A large British study has cast doubt on the benefits of using beta blockers in patients after they have had acute myocardial infarction (MI), at least in those without heart failure.
Researchers studied data from more than 179,000 patients and found no difference in death rates between those who were prescribed the drugs after a heart attack and those who were not.
Historically, beta blockers have been the standard of care for patients with acute myocardial infarction, but this study suggests that UK guidelines to prescribe the drugs to all patients after heart attack — irrespective of whether or not they have heart failure — may need reconsideration.
The researchers stress that this was only an observational study and that a randomised controlled trial would be needed to definitively assess which patients may not need to take the drugs.
In the analysis, which took data from the Myocardial Ischaemia National Audit Project for England and Wales, there were 91,895 patients who had been hospitalised with ST-segment elevation myocardial infarction and 87,915 patients with non ST-segment elevation myocardial infarction.
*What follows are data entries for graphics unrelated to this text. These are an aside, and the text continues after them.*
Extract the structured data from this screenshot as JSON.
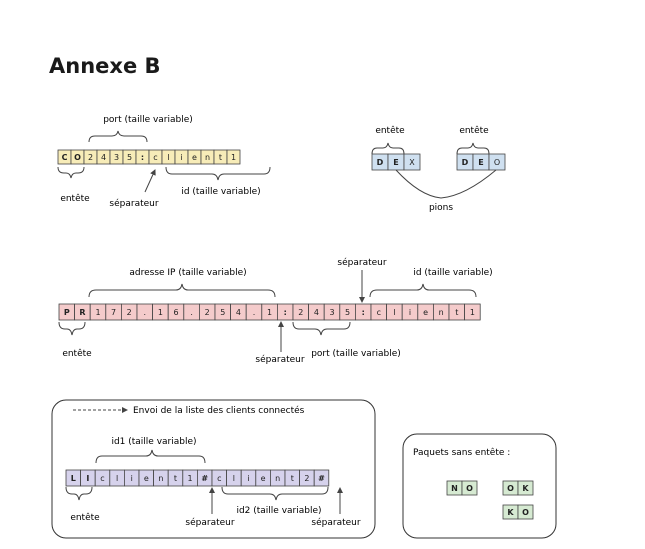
{
  "title": "Annexe B",
  "colors": {
    "yellow": "#f7ecb8",
    "blue": "#cfe0f0",
    "pink": "#f4cbcb",
    "lavender": "#d6d2ec",
    "green": "#d6ead2",
    "stroke": "#444444"
  },
  "diagram1": {
    "cells": [
      "C",
      "O",
      "2",
      "4",
      "3",
      "5",
      ":",
      "c",
      "l",
      "i",
      "e",
      "n",
      "t",
      "1"
    ],
    "port_label": "port (taille variable)",
    "header_label": "entête",
    "separator_label": "séparateur",
    "id_label": "id (taille variable)"
  },
  "diagram2": {
    "header1_label": "entête",
    "header2_label": "entête",
    "move1": [
      "D",
      "E",
      "X"
    ],
    "move2": [
      "D",
      "E",
      "O"
    ],
    "pieces_label": "pions"
  },
  "diagram3": {
    "cells": [
      "P",
      "R",
      "1",
      "7",
      "2",
      ".",
      "1",
      "6",
      ".",
      "2",
      "5",
      "4",
      ".",
      "1",
      ":",
      "2",
      "4",
      "3",
      "5",
      ":",
      "c",
      "l",
      "i",
      "e",
      "n",
      "t",
      "1"
    ],
    "ip_label": "adresse IP (taille variable)",
    "separator_top_label": "séparateur",
    "id_label": "id (taille variable)",
    "header_label": "entête",
    "separator_bottom_label": "séparateur",
    "port_label": "port (taille variable)"
  },
  "diagram4": {
    "caption": "Envoi de la liste des clients connectés",
    "cells": [
      "L",
      "I",
      "c",
      "l",
      "i",
      "e",
      "n",
      "t",
      "1",
      "#",
      "c",
      "l",
      "i",
      "e",
      "n",
      "t",
      "2",
      "#"
    ],
    "id1_label": "id1 (taille variable)",
    "header_label": "entête",
    "separator1_label": "séparateur",
    "id2_label": "id2 (taille variable)",
    "separator2_label": "séparateur"
  },
  "diagram5": {
    "title": "Paquets sans entête :",
    "packets": [
      [
        "N",
        "O"
      ],
      [
        "O",
        "K"
      ],
      [
        "K",
        "O"
      ]
    ]
  }
}
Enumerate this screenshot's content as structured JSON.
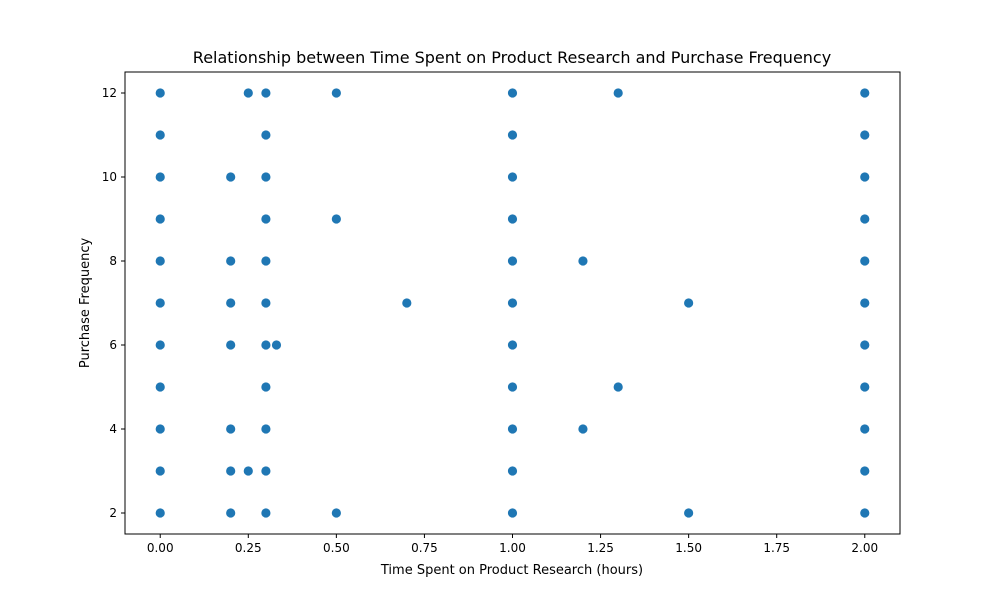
{
  "chart_data": {
    "type": "scatter",
    "title": "Relationship between Time Spent on Product Research and Purchase Frequency",
    "xlabel": "Time Spent on Product Research (hours)",
    "ylabel": "Purchase Frequency",
    "xlim": [
      -0.1,
      2.1
    ],
    "ylim": [
      1.5,
      12.5
    ],
    "xticks": [
      0.0,
      0.25,
      0.5,
      0.75,
      1.0,
      1.25,
      1.5,
      1.75,
      2.0
    ],
    "xtick_labels": [
      "0.00",
      "0.25",
      "0.50",
      "0.75",
      "1.00",
      "1.25",
      "1.50",
      "1.75",
      "2.00"
    ],
    "yticks": [
      2,
      4,
      6,
      8,
      10,
      12
    ],
    "ytick_labels": [
      "2",
      "4",
      "6",
      "8",
      "10",
      "12"
    ],
    "grid": false,
    "marker_color": "#1f77b4",
    "series": [
      {
        "x": [
          0,
          0,
          0,
          0,
          0,
          0,
          0,
          0,
          0,
          0,
          0,
          0.25,
          0.3,
          0.5,
          1.0,
          1.3,
          2.0,
          0.3,
          1.0,
          2.0,
          0.2,
          0.3,
          1.0,
          2.0,
          0.3,
          0.5,
          1.0,
          2.0,
          0.2,
          0.3,
          1.0,
          1.2,
          2.0,
          0.2,
          0.3,
          0.7,
          1.0,
          1.5,
          2.0,
          0.2,
          0.3,
          0.33,
          1.0,
          2.0,
          0.3,
          1.0,
          1.3,
          2.0,
          0.2,
          0.3,
          1.0,
          1.2,
          2.0,
          0.2,
          0.25,
          0.3,
          1.0,
          2.0,
          0.2,
          0.3,
          0.5,
          1.0,
          1.5,
          2.0
        ],
        "y": [
          12,
          11,
          10,
          9,
          8,
          7,
          6,
          5,
          4,
          3,
          2,
          12,
          12,
          12,
          12,
          12,
          12,
          11,
          11,
          11,
          10,
          10,
          10,
          10,
          9,
          9,
          9,
          9,
          8,
          8,
          8,
          8,
          8,
          7,
          7,
          7,
          7,
          7,
          7,
          6,
          6,
          6,
          6,
          6,
          5,
          5,
          5,
          5,
          4,
          4,
          4,
          4,
          4,
          3,
          3,
          3,
          3,
          3,
          2,
          2,
          2,
          2,
          2,
          2
        ]
      }
    ]
  }
}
Most patients in both groups (96.4% and 93.2% respectively) received beta blockers, report the researchers who published their findings in the Journal of the American College of Cardiology
(online, 29 May 2017).
Overall, there were 9,373 deaths and at first the calculations suggested a lower one-year mortality for patients who were given beta blockers. But after adjusting for several factors, the difference was found not to be significant for both types of heart attack.
Study author Chris Gale, professor of cardiovascular medicine at the University of Leeds and consultant cardiologist at York Teaching Hospital Trust, said while the study did not carry sufficient weight to change practice, the findings along with other research suggest more work is needed.
“Evidence for the effectiveness [of beta blockers] predates the modern management of heart attack, such as the advent of revascularisation and the other MI pharmacotherapies, and the historical trials included patients with heart failure or left ventricular dysfunction,” he said.
He added that it was clear that patients with heart failure or left ventricular systolic dysfunction benefited from beta blockers.
Robert Henderson, honorary secretary of the British Cardiovascular Society, said giving everyone a beta blocker after a heart attack had become part of established medical practice but the trials that showed benefit were done before the advent of newer treatment options including primary angioplasty, which had dramatically altered the outcome for patients.
“They conclude we need a randomised controlled trial and I would agree with that. This paper is not going to change practice but it is a pointer towards the need for an RCT.”
He added that while the researchers had done a sophisticated analysis there could be unknown variables that were never measured that could have influenced the outcome.
The British Heart Foundation estimates there are around 950,000 people in the UK who have survived a heart attack.